I haven't been able to test this out, but I'd expect the Galaxy S22+ to drop a few percentage points at the least once you're on a 5G network.
The big problem here is that Samsung's competitors in the same space manage much better battery life, including when using 5G.
The comparison is not kind to the Galaxy S22+, although it's even more pronounced for the Galaxy S22 Ultra, which had similar no-go-5G problems in our review period.
Should you buy it?
- Buy it if you're a Samsung fan who needs a larger screen than the S22, or doesn't want the Note-styled S22 Ultra.
- Don't buy it if you want superior battery life or all-new style.
It's great to have a degree of choice within premium phone ranges. I can totally see where some may want the larger display on the S22+ over the regular S22, while not spending quite as much as Samsung wants for the S22 Ultra.
However, it's still the difficult middle child, because most of its key features are to be found on the regular S22, while the Ultra gets the really premium goodies if you're after flagship performance on a Samsung phone.

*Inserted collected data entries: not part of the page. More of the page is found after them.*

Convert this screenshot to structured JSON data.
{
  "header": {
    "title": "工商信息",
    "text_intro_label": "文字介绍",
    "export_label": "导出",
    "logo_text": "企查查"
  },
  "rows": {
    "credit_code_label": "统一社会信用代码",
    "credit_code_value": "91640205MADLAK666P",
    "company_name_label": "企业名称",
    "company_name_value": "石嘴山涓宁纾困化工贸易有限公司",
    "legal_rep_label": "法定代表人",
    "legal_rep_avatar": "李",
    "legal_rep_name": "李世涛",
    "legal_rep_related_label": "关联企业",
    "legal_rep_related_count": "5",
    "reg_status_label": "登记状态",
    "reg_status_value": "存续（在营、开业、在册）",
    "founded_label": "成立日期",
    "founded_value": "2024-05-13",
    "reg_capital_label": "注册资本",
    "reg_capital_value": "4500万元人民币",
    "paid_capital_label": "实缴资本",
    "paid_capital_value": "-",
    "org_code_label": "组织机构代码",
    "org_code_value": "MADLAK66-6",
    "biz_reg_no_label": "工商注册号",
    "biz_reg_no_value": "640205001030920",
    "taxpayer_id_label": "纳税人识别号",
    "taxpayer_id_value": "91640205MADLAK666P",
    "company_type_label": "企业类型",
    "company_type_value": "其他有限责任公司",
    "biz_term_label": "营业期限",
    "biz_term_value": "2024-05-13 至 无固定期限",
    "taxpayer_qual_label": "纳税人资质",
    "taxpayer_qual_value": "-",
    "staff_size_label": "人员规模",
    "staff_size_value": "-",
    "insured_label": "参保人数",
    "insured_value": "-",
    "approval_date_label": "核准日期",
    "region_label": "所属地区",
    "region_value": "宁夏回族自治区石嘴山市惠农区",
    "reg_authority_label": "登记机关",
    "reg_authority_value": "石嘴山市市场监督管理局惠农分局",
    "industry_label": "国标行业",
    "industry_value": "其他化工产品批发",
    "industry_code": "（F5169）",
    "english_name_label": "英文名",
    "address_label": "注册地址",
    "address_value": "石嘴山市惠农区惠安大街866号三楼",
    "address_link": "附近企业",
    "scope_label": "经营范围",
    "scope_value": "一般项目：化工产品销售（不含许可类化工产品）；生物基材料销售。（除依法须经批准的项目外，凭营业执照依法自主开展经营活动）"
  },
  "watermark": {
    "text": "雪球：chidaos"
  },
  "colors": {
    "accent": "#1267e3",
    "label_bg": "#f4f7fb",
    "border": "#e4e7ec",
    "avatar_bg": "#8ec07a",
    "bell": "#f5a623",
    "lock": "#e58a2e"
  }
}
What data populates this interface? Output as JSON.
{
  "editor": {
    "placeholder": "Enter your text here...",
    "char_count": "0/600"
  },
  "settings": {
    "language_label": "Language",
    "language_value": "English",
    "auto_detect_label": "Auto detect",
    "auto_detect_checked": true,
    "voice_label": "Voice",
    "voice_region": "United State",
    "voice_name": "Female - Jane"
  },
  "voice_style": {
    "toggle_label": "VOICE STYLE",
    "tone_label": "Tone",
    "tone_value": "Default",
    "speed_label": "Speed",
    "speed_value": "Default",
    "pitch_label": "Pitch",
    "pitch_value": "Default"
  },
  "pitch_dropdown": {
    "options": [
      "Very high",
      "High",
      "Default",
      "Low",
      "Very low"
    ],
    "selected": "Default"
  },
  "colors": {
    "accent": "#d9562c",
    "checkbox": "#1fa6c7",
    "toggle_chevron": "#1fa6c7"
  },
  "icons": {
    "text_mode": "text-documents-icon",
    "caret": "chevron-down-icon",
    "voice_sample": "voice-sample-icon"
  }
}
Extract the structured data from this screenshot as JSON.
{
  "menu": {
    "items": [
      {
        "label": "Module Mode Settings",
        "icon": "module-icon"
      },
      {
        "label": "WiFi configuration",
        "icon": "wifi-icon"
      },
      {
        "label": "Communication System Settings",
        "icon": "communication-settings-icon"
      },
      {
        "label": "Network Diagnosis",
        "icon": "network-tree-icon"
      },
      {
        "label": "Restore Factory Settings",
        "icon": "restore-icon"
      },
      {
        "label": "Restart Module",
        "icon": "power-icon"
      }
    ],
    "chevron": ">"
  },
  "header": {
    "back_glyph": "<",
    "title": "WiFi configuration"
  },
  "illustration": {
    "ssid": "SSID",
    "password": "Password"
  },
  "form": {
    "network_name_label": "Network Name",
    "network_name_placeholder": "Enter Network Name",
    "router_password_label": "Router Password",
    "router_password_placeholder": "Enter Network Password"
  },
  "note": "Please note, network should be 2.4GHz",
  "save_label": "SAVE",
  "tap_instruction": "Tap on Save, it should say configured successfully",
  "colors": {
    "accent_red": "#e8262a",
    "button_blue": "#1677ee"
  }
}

It also doesn't quite live up to Samsung's promise of "innovation" for the S22 line either. There's no mmWave 5G, the design is pretty much exactly the same as last year's phones, and the battery life is actually a little worse than on last year's models when they were running 5G, which we couldn't test for this review.
Samsung Galaxy S22+ review: Pricing and availability
Compare Samsung Galaxy S22+ plans
You can also purchase the Samsung Galaxy S22+ on a handset repayment plan from Telstra or Optus. This will split the cost of your new phone over 12, 24 or 36 months, and you'll get a mobile plan with it too.
Specifications
Display
Camera
Physical Dimensions
Connectivity
Power, storage and battery
Device features
How we tested
The Galaxy S22+ used in this review was an international model loaned to me by Samsung for the purposes of review. It was tested over a 1-week period to assess build quality, battery life, performance and camera quality, both within its own specifications and comparatively to other phones you could purchase at or around the same price point. All benchmark tests were run 3 times to produce an average score, because software and hardware factors can lead to variance within individual runs. The author has over 20 years of experience testing mobile phones.